Di recente avrete sentito parlare della settimana dedicata alla dislessia, o meglio ai Disturbi Specifici dell’Apprendimento (DSA). Se prima l’argomento era quasi tabù ora se ne comincia a parlare ovunque e sorgono anche i primi dubbi sui numeri che crescono di giorno in giorno. C’è chi si chiede se oggi tutti sono dislessici, se stiano nascendo speculazioni riguardo le certificazioni (i cui costi non sono per nulla bassi) e se chi opera nelle scuole (a partire dalla primaria) sia adeguatamente preparato a cogliere caratteristiche degli alunni che facciano presagire ad un disturbo dell’apprendimento e soprattutto ad utilizzare misure dispensative e strumenti compensativi che non penalizzino gli studenti.

Di storie ce ne sono tante e di recente mi sono ritrovata a leggere quella di Francesco Riva, autore de “Il pesce che scese dall'albero” (settembre, 2017) edito dalla Sperling & Kupfer, casa editrice che ultimamente ha pubblicato altri interessanti libri sull'argomento.

Francesco racconta il suo percorso dalle scuole elementari ad oggi. Comincia con le difficoltà nella lettura e nell'imparare le tabelline a memoria. Ecco quindi le classiche accuse, Francesco non ha voglia di studiare, è pigro, e finisce in fondo all'aula. Ma se fosse solamente dislessico? A pronunciare tali parole una maestra lungimirante che cambia la prospettiva di Francesco e dei suoi genitori. 

Francesco Riva
Sarebbe bello poter dire che da quel momento in poi fu tutta discesa ma senza dubbio ebbe inizio il cammino alla scoperta delle sue capacità e degli strumenti che gli sarebbero stati utili per compensare le sue difficoltà che altro non sono che una maniera differente di funzionamento del cervello e non una malattia come tanti forse credono. 

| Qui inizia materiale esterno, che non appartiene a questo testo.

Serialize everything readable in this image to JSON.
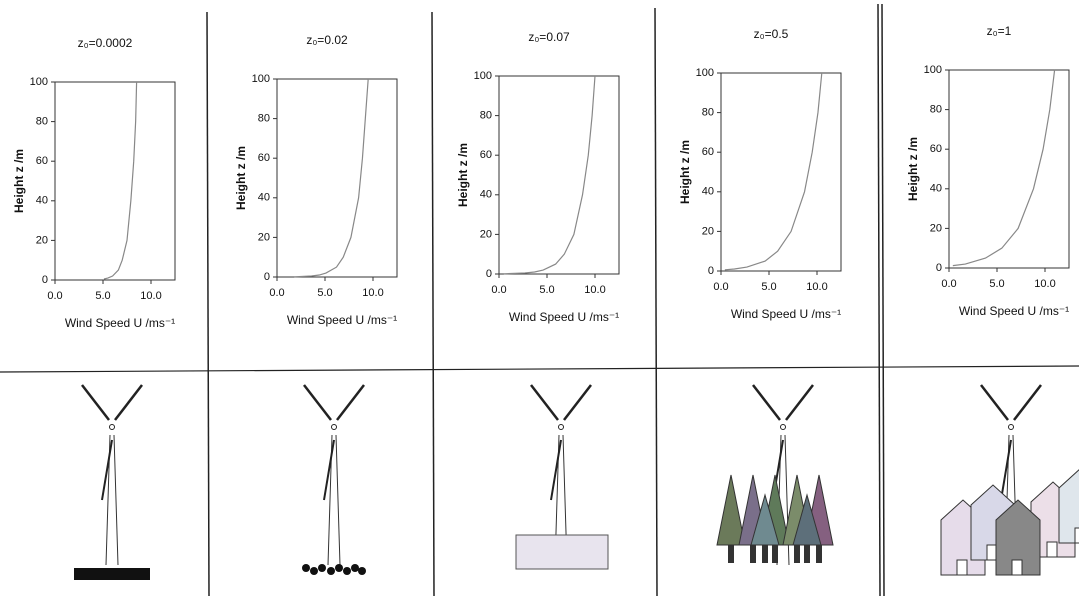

E in mezzo a tante battaglie Francesco diventa così bravo da entrare in un’accademia teatrale dove scopre che recitare è una passione un’occasione per sperimentarsi. Nasce così uno spettacolo teatrale, un monologo, che gira l’Italia e che racconta la sua storia di ‘dislessico felice’ come lui stesso ama definirsi.

“Il pesce che scese dall’albero” è la storia di riscatto di un bambino, ora divenuto uomo, che non si è mai lasciato trascinare dalla negatività o dagli ostacoli incontrati lungo la via. Sono passati tanti insegnanti e tanti pregiudizi, ci sono stati tentativi di sminuirlo affidandogli compiti differenti dai compagni, di farlo sentire ‘diverso’ nel senso più negativo del termine. Ma Francesco non è mai stato solo e in tanti, i genitori prima di tutto, l’hanno aiutato a comprendere e a trovare gli strumenti più adatti a lui.

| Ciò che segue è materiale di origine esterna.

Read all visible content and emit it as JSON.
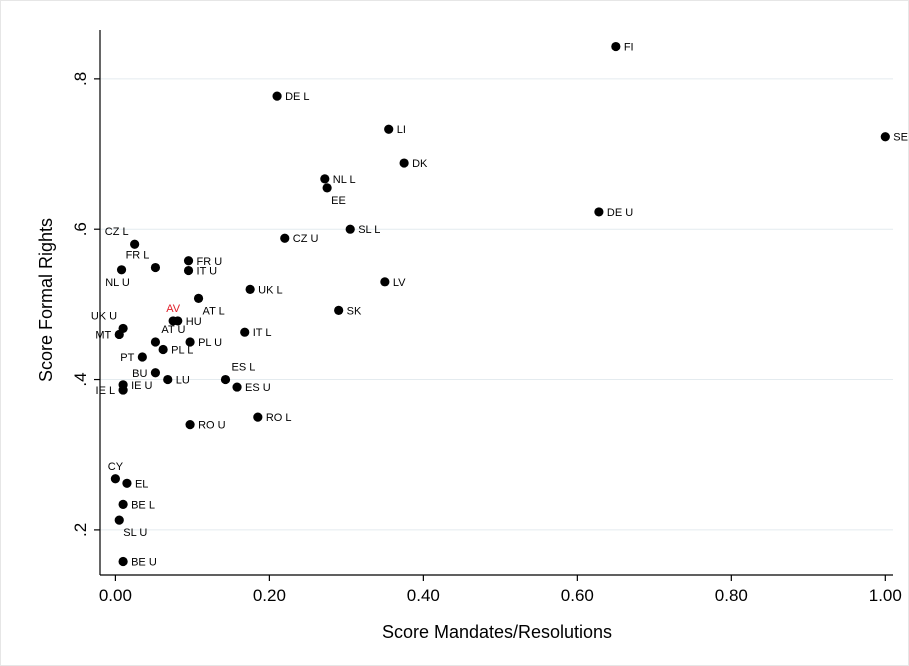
{
  "chart_data": {
    "type": "scatter",
    "title": "",
    "xlabel": "Score Mandates/Resolutions",
    "ylabel": "Score Formal Rights",
    "xlim": [
      -0.02,
      1.01
    ],
    "ylim": [
      0.14,
      0.865
    ],
    "xticks": [
      0,
      0.2,
      0.4,
      0.6,
      0.8,
      1.0
    ],
    "xtick_labels": [
      "0.00",
      "0.20",
      "0.40",
      "0.60",
      "0.80",
      "1.00"
    ],
    "yticks": [
      0.2,
      0.4,
      0.6,
      0.8
    ],
    "ytick_labels": [
      ".2",
      ".4",
      ".6",
      ".8"
    ],
    "grid": "horizontal",
    "highlight_color": "#e0202a",
    "marker_color": "#000000",
    "points": [
      {
        "label": "FI",
        "x": 0.65,
        "y": 0.843,
        "pos": "r"
      },
      {
        "label": "DE L",
        "x": 0.21,
        "y": 0.777,
        "pos": "r"
      },
      {
        "label": "SE",
        "x": 1.0,
        "y": 0.723,
        "pos": "r"
      },
      {
        "label": "LI",
        "x": 0.355,
        "y": 0.733,
        "pos": "r"
      },
      {
        "label": "DK",
        "x": 0.375,
        "y": 0.688,
        "pos": "r"
      },
      {
        "label": "NL L",
        "x": 0.272,
        "y": 0.667,
        "pos": "r"
      },
      {
        "label": "EE",
        "x": 0.275,
        "y": 0.655,
        "pos": "br"
      },
      {
        "label": "DE U",
        "x": 0.628,
        "y": 0.623,
        "pos": "r"
      },
      {
        "label": "SL L",
        "x": 0.305,
        "y": 0.6,
        "pos": "r"
      },
      {
        "label": "CZ U",
        "x": 0.22,
        "y": 0.588,
        "pos": "r"
      },
      {
        "label": "CZ L",
        "x": 0.025,
        "y": 0.58,
        "pos": "tl"
      },
      {
        "label": "FR L",
        "x": 0.052,
        "y": 0.549,
        "pos": "tl"
      },
      {
        "label": "FR U",
        "x": 0.095,
        "y": 0.558,
        "pos": "r"
      },
      {
        "label": "IT U",
        "x": 0.095,
        "y": 0.545,
        "pos": "r"
      },
      {
        "label": "NL U",
        "x": 0.008,
        "y": 0.546,
        "pos": "bl"
      },
      {
        "label": "LV",
        "x": 0.35,
        "y": 0.53,
        "pos": "r"
      },
      {
        "label": "UK L",
        "x": 0.175,
        "y": 0.52,
        "pos": "r"
      },
      {
        "label": "AT L",
        "x": 0.108,
        "y": 0.508,
        "pos": "br"
      },
      {
        "label": "SK",
        "x": 0.29,
        "y": 0.492,
        "pos": "r"
      },
      {
        "label": "AV",
        "x": 0.075,
        "y": 0.478,
        "pos": "t",
        "highlight": true
      },
      {
        "label": "HU",
        "x": 0.081,
        "y": 0.478,
        "pos": "r"
      },
      {
        "label": "UK U",
        "x": 0.01,
        "y": 0.468,
        "pos": "tl"
      },
      {
        "label": "IT L",
        "x": 0.168,
        "y": 0.463,
        "pos": "r"
      },
      {
        "label": "MT",
        "x": 0.005,
        "y": 0.46,
        "pos": "l"
      },
      {
        "label": "AT U",
        "x": 0.052,
        "y": 0.45,
        "pos": "tr"
      },
      {
        "label": "PL U",
        "x": 0.097,
        "y": 0.45,
        "pos": "r"
      },
      {
        "label": "PL L",
        "x": 0.062,
        "y": 0.44,
        "pos": "r"
      },
      {
        "label": "PT",
        "x": 0.035,
        "y": 0.43,
        "pos": "l"
      },
      {
        "label": "BU",
        "x": 0.052,
        "y": 0.409,
        "pos": "l"
      },
      {
        "label": "LU",
        "x": 0.068,
        "y": 0.4,
        "pos": "r"
      },
      {
        "label": "ES L",
        "x": 0.143,
        "y": 0.4,
        "pos": "tr"
      },
      {
        "label": "ES U",
        "x": 0.158,
        "y": 0.39,
        "pos": "r"
      },
      {
        "label": "IE U",
        "x": 0.01,
        "y": 0.393,
        "pos": "r"
      },
      {
        "label": "IE L",
        "x": 0.01,
        "y": 0.386,
        "pos": "l"
      },
      {
        "label": "RO L",
        "x": 0.185,
        "y": 0.35,
        "pos": "r"
      },
      {
        "label": "RO U",
        "x": 0.097,
        "y": 0.34,
        "pos": "r"
      },
      {
        "label": "CY",
        "x": 0.0,
        "y": 0.268,
        "pos": "t"
      },
      {
        "label": "EL",
        "x": 0.015,
        "y": 0.262,
        "pos": "r"
      },
      {
        "label": "BE L",
        "x": 0.01,
        "y": 0.234,
        "pos": "r"
      },
      {
        "label": "SL U",
        "x": 0.005,
        "y": 0.213,
        "pos": "br"
      },
      {
        "label": "BE U",
        "x": 0.01,
        "y": 0.158,
        "pos": "r"
      }
    ]
  }
}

“Insomma, stavo applicando lo strumento compensative delle mappe concettuali mentali: visualizzavo eventi e concetti in forma di immagini e sensazioni, così da creare un piccolo schema logico su cui basare il discorso senza perdermi in arzigogoli."

I disagi a scuola prima o dopo li vivono tutti e spesso gli insegnanti contribuiscono a diffondere un’aura negativa. Francesco espone, con anche esempi pratici, le sue difficoltà e immedesimarsi nella sua storia risulta molto semplice. Al tempo stesso mostra i suoi punti di forza e tutti quegli aspetti che hanno fatto sì che riuscisse ad esprimersi al massimo nonostante tutto.


Francesco è sceso da quell'albero ed è salito su un altro ancora più alto sul quale solo lui è in grado di arrampicarsi. E chissà che le sue parole non possano essere di conforto per chi ha vissuto una storia simile alla sua o per chi solo ora per la prima volta scopre i disturbi specifici dell’apprendimento e ha voglia di capire e saperne di più.